Having been officially adopting Agile from the top down approach for about 8 months now I was really surprised by a recent project kickoff meeting.
I just assumed that we’d be using our official Agile methodology on this high profile project. Some assumptions I made were:
- The two product owners, business analyst, project manager (ScrumMaster), developers, and QA tester all have prior experience on an Agile project.
- We have two months to deliver on the project with no wiggle room because it’s a regulatory project, so if we fall back to our old waterfall style we’ll likely fail.
- All of our official piloted agile projects have been successful ventures so far and viewed that way by their product owners.

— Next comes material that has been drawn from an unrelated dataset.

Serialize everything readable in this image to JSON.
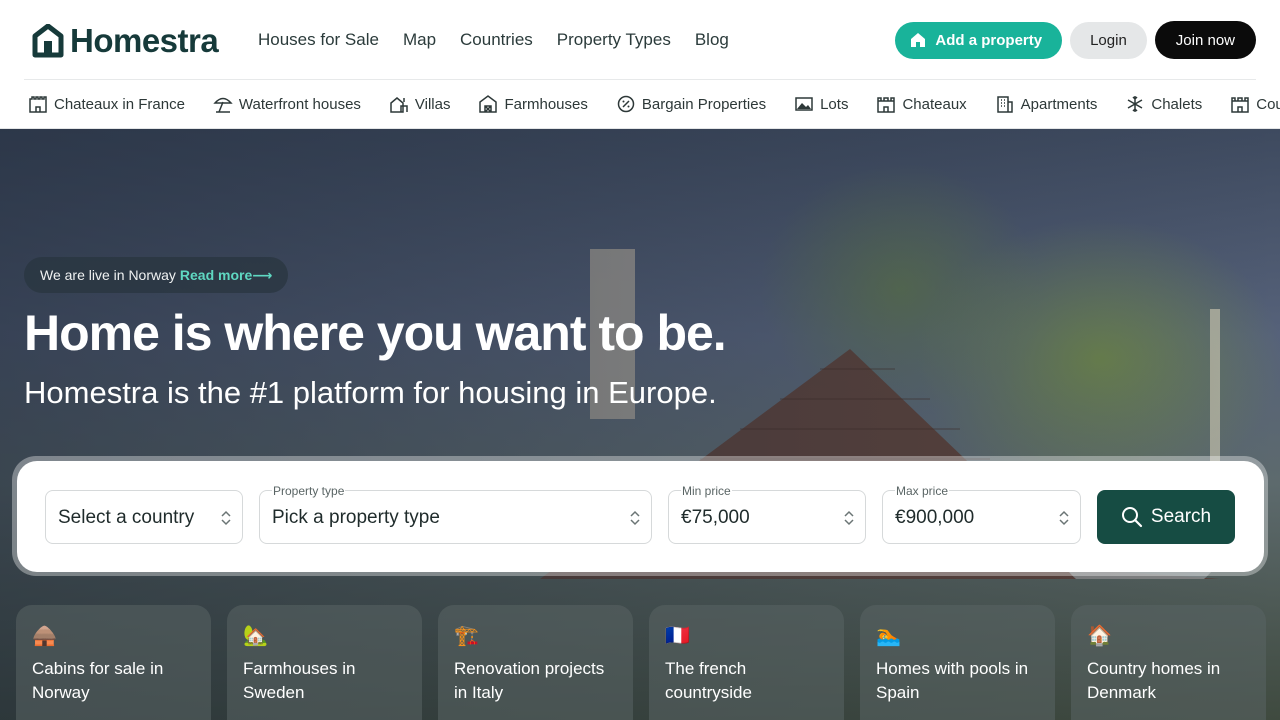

I turned out to be on a different page then the rest of the room. There idea appeared to be that we would run this as a traditional project. Traditional for us means a sort of strange version of waterfall, but waterfall none-the-less. The problem is we could easily be weeks just getting the requirements in place in lengthy documents no one wants to read. (The system shall …)
I thought there was no way we’d allow for this, but it appears to be exactly what we’re going to do by default. So the question is how to fight this perception that Agile isn’t our default.
I fear that despite the pilot projects, many of the participants haven’t understood how powerful Agile is for just this sort of high profile, short deadline project. We’ve adopted pretty much vanilla Scrum up to this point so maybe they thought with 30 day iterations Scrum just couldn’t work. Given the timeframe I’d say we should be using maybe 1 or 2 week iterations. A truly lightweight process might be just a product backlog, a short planning meeting every week, daily standups and a short 30 minute review of the progress at the end of the week.
I’m not giving up though, maybe I can convince the players to hold an impromptu planning meeting tomorrow.